Due donne single, Janis, fotografa affermata e Ana, un’adolescente insicura, diventano madri lo stesso giorno. L’aver condiviso la stessa stanza in ospedale ha creato un vincolo molto forte tra loro e, quando si rincontreranno, la loro esistenza avrà imprevisti e complicati sviluppi. Un racconto di sentimenti appassionati con, sullo sfondo, una Spagna che deve ancora chiudere i conti col suo passato.
Spagna 2021 (120′)
VENEZIA – Dopo aver fatto i conti con la sua storia personale e familiare in Dolor y gloria (Berlino ‘20) Pedro Almodóvar apre il festival di Venezia con Madre paralelas dove torna al tema fondamentale della sua filmografia, la donna, l’eterno femminino, e quindi l’essere figlia e madre. E chiama ad interpretarlo le sue attrici feticcio: Penelope Cruz, Julieta Serrano, Rosy De Palma, con l’aggiunta della brava esordiente Milena Smit.
Sennonché a nostro avviso le perplessità, a livello contenutistico e di sceneggiatura se non formale (l’eleganza, l’incredibile leggerezza e scorrevolezza del suo girare rimangono invariate) sono molte e profonde. Le madri parallele del titolo sono due donne che più diverse non potrebbero essere: Janis (nome scelto dalla madre sessantottina in omaggio alla famosa cantante) è una over40 fotografa di moda che rimane incinta dopo una relazione occasionale con Arturo, un antropologo forense da lei contattato per avere aiuto e chiarimenti su un progetto che da tempo le sta a cuore (e che sarà il clou della seconda parte del film); Ana è una diciassettenne incinta in seguito sembra ad uno stupro di gruppo, sgomenta e (al contrario dell’altra) tutt’altro che contenta e decisa a portare a termine una maternità indesiderata.Ricoverate nel medesimo ospedale, dividono la stessa stanza e danno alla luce nello stesso giorno una bambina che ad entrambe viene momentaneamente tolta per accertamenti… E qui, per dare spessore alla storia o forse solo per consentirle di andare avanti, il regista si vede costretto a ricorrere ad un doppio deus ex machina francamente poco credibile. Non solo, le due donne tornate a casa si rivedono e si avvicinano, fino ad arrivare ad uno rapporto sessuale del tutto improbabile.
Vuole forse Almodóvar dirci che la maternità è l’atto fondativo della personalità della donna (e fin qui possiamo anche essere d’accordo), o forse che le donne possono bastare a se stesse, che la solidarietà tra loro è l’unico sentimento nobile e sincero? O ancora vuole spezzare una altra lancia a favore della libertà sessuale? Ad ogni modo, solo introdotto da un breve aspro dialogo tra le due, laddove Janis chiede ad Ana cosa sappia e da quale parte stia rispetto alla vicenda storica del franchismo, e capisce che la giovane poco sa e tantomeno ha una opinione, il film entra nella sua seconda e ultima parte.
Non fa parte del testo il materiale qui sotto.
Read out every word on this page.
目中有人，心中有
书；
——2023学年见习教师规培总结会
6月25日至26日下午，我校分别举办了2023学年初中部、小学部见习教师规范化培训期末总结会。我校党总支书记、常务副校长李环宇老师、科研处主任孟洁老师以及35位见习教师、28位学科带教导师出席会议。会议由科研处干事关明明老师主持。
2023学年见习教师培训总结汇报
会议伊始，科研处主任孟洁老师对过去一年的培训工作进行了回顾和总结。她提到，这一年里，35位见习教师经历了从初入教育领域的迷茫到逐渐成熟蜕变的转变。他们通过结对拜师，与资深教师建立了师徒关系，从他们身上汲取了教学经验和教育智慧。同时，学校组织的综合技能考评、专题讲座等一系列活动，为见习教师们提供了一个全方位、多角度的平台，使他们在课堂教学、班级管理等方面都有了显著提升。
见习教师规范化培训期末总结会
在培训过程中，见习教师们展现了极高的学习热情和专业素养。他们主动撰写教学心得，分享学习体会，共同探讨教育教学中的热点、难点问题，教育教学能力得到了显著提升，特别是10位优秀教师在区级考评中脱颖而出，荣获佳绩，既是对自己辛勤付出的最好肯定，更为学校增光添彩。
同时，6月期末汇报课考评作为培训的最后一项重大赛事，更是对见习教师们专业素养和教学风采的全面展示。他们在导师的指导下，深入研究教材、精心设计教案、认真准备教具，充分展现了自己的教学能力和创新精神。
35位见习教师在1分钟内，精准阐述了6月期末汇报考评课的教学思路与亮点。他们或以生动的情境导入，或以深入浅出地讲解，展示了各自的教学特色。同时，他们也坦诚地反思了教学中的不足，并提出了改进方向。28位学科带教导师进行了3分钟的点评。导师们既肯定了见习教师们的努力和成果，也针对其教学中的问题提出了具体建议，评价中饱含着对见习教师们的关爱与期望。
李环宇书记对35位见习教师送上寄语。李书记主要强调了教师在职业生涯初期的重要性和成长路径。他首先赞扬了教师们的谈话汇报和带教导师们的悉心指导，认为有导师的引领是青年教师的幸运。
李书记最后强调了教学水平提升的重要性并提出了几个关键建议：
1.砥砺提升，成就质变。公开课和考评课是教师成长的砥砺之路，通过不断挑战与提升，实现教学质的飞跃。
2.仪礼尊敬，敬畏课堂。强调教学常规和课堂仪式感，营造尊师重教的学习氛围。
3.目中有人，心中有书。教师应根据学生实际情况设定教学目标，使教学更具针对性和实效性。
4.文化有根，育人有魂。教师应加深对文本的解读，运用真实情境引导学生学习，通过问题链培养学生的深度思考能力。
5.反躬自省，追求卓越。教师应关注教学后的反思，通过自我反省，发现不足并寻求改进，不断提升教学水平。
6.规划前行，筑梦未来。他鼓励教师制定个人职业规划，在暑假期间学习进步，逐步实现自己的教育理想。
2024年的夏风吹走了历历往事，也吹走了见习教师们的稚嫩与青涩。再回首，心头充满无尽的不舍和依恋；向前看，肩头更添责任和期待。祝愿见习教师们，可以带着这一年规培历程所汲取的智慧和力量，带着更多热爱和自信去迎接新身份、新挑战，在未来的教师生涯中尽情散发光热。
Arturo, il padre casuale, ricompare annunciando di aver finalmente ottenuto i fondi governativi per iniziare gli scavi e riesumare i cadaveri del bisnonno di Janis e di altri combattenti sepolti dai fascisti in una fossa comune nei pressi del villaggio da cui lei proviene. E qui, al netto della bella ricostruzione dell’ambiente rurale (la casa, il cibo, le foto ingiallite dei luoghi e dei morti) di cui Almodóvar è maestro dai tempi di Volver, e del suggestivo. ma un po’ facile finale, con tutti inginocchiati sull’orlo della tomba appena riaperta con musiche, singhiozzi ed epigrafe di Eduardo Galeano, l’approccio del regista spagnolo alla guerra civile spagnola e alle sue tragedie (al plurale si, perché ci fu anche quella di chi stava dall’altra parte) appare artificioso e strumentale. Il tema dei delitti del franchismo (ferita tutt’ora aperta ed al centro del dibattito quasi quotidiano della società e della coscienza spagnola, e paragonabile solo a quella lasciata dalla guerra civile nella ex-Jugoslavia) avrebbe certo meritato un film più strutturato ed inerente.
Qui invece sembra quasi solo uno sfondo con cui dare un significato ‘altro’, più serio e politico,ad una vicenda altrimenti melodrammatica inutilmente complicata e poco interessante. Dolor y gloriaDolor y gloria (per non parlare del corto La voce umana dell’anno scorso a Venezia)aveva tutt’altra unità,forza comunicativa e recitativa, in una parola sincerità.